Some team members say that, despite his unruly reputation they loved playing with the “legend”. Seen as a saint, or a sinner, the Maradona fan club boasts over 100,000 members.
Maradona still has a world wide following, a website dedicated to his successes as a soccer player.
In 2000 Maradona published an autobiography, and an internet poll voted him the FIFA Player of the Century – however a panel of FIFA experts later awarded Pele that honor. When Maradona protested at this procedure, two awards were made to both Pele and Maradona, but Maradona remained unsatisfied with this result.
In his personal life, Maradona had two daughters but subsequently divorced the childhood sweetheart who became his wife, and also had a son, Diego Sinagra who plays football for Italy.
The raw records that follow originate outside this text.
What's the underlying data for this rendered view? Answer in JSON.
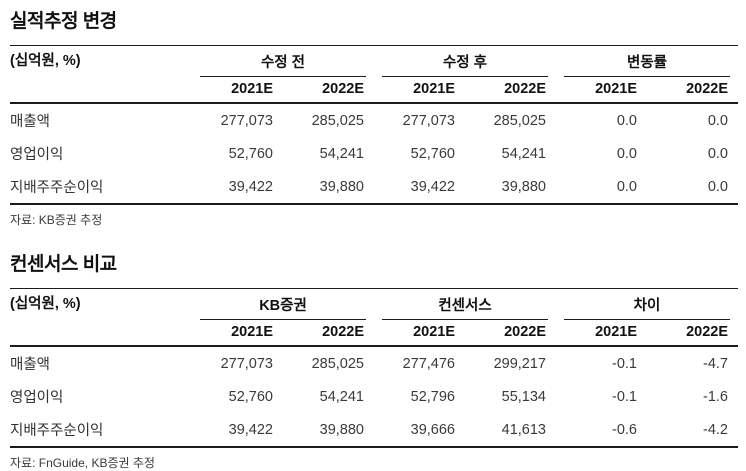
{
  "colors": {
    "rule": "#1b1b1b",
    "heading_text": "#111111",
    "body_text": "#3a3a3a",
    "background": "#ffffff"
  },
  "tables": [
    {
      "title": "실적추정 변경",
      "unit_label": "(십억원, %)",
      "groups": [
        {
          "label": "수정 전"
        },
        {
          "label": "수정 후"
        },
        {
          "label": "변동률"
        }
      ],
      "col_headers": [
        "2021E",
        "2022E",
        "2021E",
        "2022E",
        "2021E",
        "2022E"
      ],
      "rows": [
        {
          "label": "매출액",
          "values": [
            "277,073",
            "285,025",
            "277,073",
            "285,025",
            "0.0",
            "0.0"
          ]
        },
        {
          "label": "영업이익",
          "values": [
            "52,760",
            "54,241",
            "52,760",
            "54,241",
            "0.0",
            "0.0"
          ]
        },
        {
          "label": "지배주주순이익",
          "values": [
            "39,422",
            "39,880",
            "39,422",
            "39,880",
            "0.0",
            "0.0"
          ]
        }
      ],
      "source": "자료: KB증권 추정"
    },
    {
      "title": "컨센서스 비교",
      "unit_label": "(십억원, %)",
      "groups": [
        {
          "label": "KB증권"
        },
        {
          "label": "컨센서스"
        },
        {
          "label": "차이"
        }
      ],
      "col_headers": [
        "2021E",
        "2022E",
        "2021E",
        "2022E",
        "2021E",
        "2022E"
      ],
      "rows": [
        {
          "label": "매출액",
          "values": [
            "277,073",
            "285,025",
            "277,476",
            "299,217",
            "-0.1",
            "-4.7"
          ]
        },
        {
          "label": "영업이익",
          "values": [
            "52,760",
            "54,241",
            "52,796",
            "55,134",
            "-0.1",
            "-1.6"
          ]
        },
        {
          "label": "지배주주순이익",
          "values": [
            "39,422",
            "39,880",
            "39,666",
            "41,613",
            "-0.6",
            "-4.2"
          ]
        }
      ],
      "source": "자료: FnGuide, KB증권 추정"
    }
  ]
}
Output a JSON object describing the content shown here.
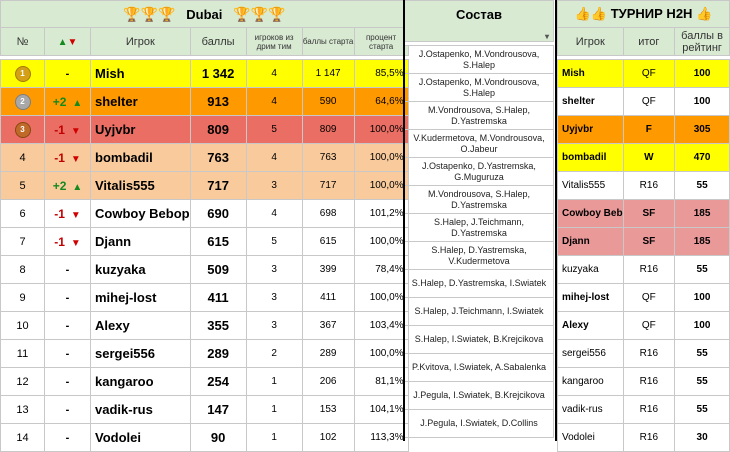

And so – the Maradona story – an ordinary man, with a talent for playing soccer – elevated to the status of “God”, a divinity according to many Argentine nationals.
He is nicknamed DIOS – the Spanish word for God and the number 10, his playing number.
Maradona was a “Sport Hero”, a symbol – that people have said gave Argentine people a point of focus during times of serious political unrest.
Cocaine makes people feel powerful, invincible – increases energy levels, such that people will use it and think that they are the “top”.
There is no doubt that the public thought that Maradona was “top” – support for the legend lives on. To settle what demons, for what purpose would a man like Maradona need and use cocaine.
Perhaps fame and glory, at the end of the day is both a blessing – and a curse – that does not bring the happiness and personal contentment that we think it might.
If you are into using cocaine – see it as an essential part of your image – don’t wait until it brings you down – as it did Maradona.
Comprehensive addiction recovery programs can help you come down from cocaine abuse and help you to get straight. There is nothing that cocaine can do – that you can’t achieve on your own.
Much talent has been wasted, over the years, careers destroyed, by people using cocaine – simply because they didn’t think that they were good enough – to make it on their own.